The Post was Blocks professional home for 55 years, so its reviewers have to say stuff like that. Its certainly true that the documentary itself possesses a kind of clarity, and it would be a shame if younger viewers kept away merely because the show is a boring treatment of a subject they dont care about. The Black & the White is fit for a time capsule. It offers a pristine view of a phase of Washington culture that, we can hope, is slowly drawing to a close.
(Excerpt) Read more at weeklystandard.com ...
Herblock was a pioneer—of the unfunny leftist cartoon. Now there is little else in the major media.
I remember when I used to leaf through the New Yorker for the cartoons. Now, you have to go through four or five issues to find even one that is funny.

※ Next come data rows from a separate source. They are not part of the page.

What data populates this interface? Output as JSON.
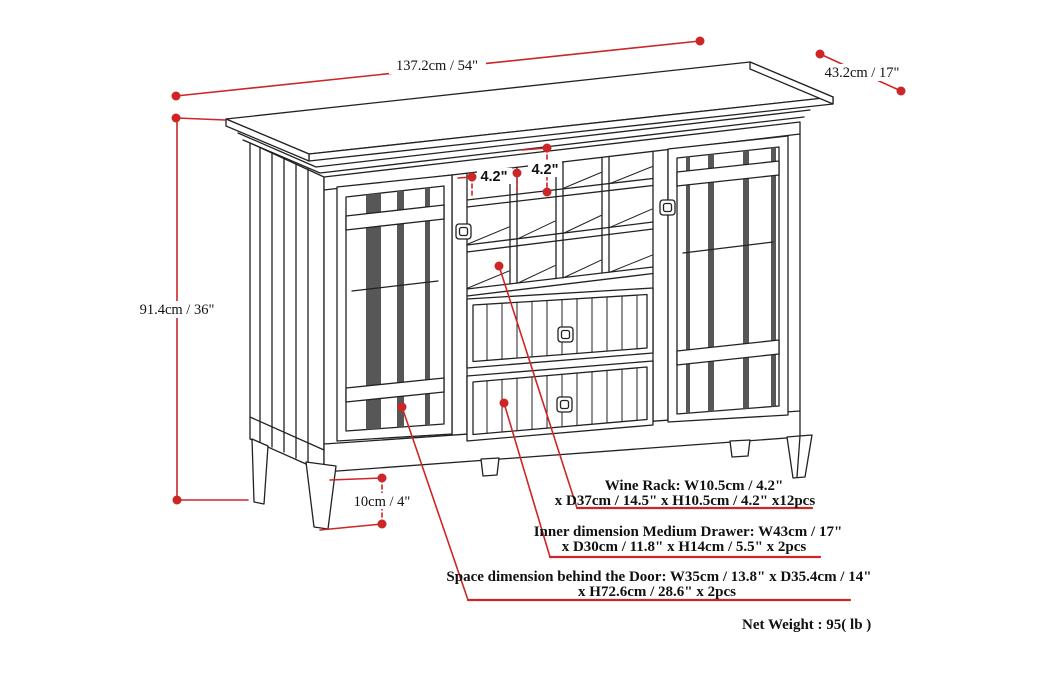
{
  "diagram": {
    "dimensions": {
      "width": "137.2cm / 54\"",
      "depth": "43.2cm / 17\"",
      "height": "91.4cm / 36\"",
      "cubby_width": "4.2\"",
      "cubby_height": "4.2\"",
      "leg_height": "10cm / 4\""
    },
    "annotations": {
      "wine_rack": {
        "line1": "Wine Rack: W10.5cm / 4.2\"",
        "line2": "x D37cm / 14.5\" x H10.5cm / 4.2\" x12pcs"
      },
      "medium_drawer": {
        "line1": "Inner dimension Medium Drawer: W43cm / 17\"",
        "line2": "x D30cm / 11.8\" x H14cm / 5.5\" x 2pcs"
      },
      "door_space": {
        "line1": "Space dimension behind the Door:  W35cm / 13.8\" x D35.4cm / 14\"",
        "line2": "x H72.6cm / 28.6\" x 2pcs"
      }
    },
    "net_weight": "Net Weight : 95( lb )",
    "wine_rack_count": "12",
    "drawer_count": "2",
    "door_count": "2",
    "colors": {
      "dimension_red": "#cc2626",
      "line_black": "#222222",
      "glass_shade": "#575757",
      "background": "#ffffff"
    }
  }
}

Thank you (NOT) Herblock for leading the way.
My father was a talented sketch artist, but you needed an agent and had to work full time to make a living as a cartoonist. (His friend would redraw the cartoon because agents and publishers expect a consistent hand.) There was a vast market for cartoons in those days, literally hundreds of publications, from Look, to Saturday Evening Post, to children's magazines like Humpty Dumpty to Child Life. You get the picture.
My father was a raving left winger, but on his worst day, he was funnier than Herblock.
I thought the Meatheads were in Washington. And the Blockheads were at the State Capital. Or is it the
Blockheads at the County Seat and the Chowderheads
in Washington?
Eva Gabor in Green Acres, 1966
Good movie. I enjoyed it. I had written a paper in high school on Block’s work back in 1966, and it was edifying to see the context in which he worked. I knew little about him personally until I saw the movie.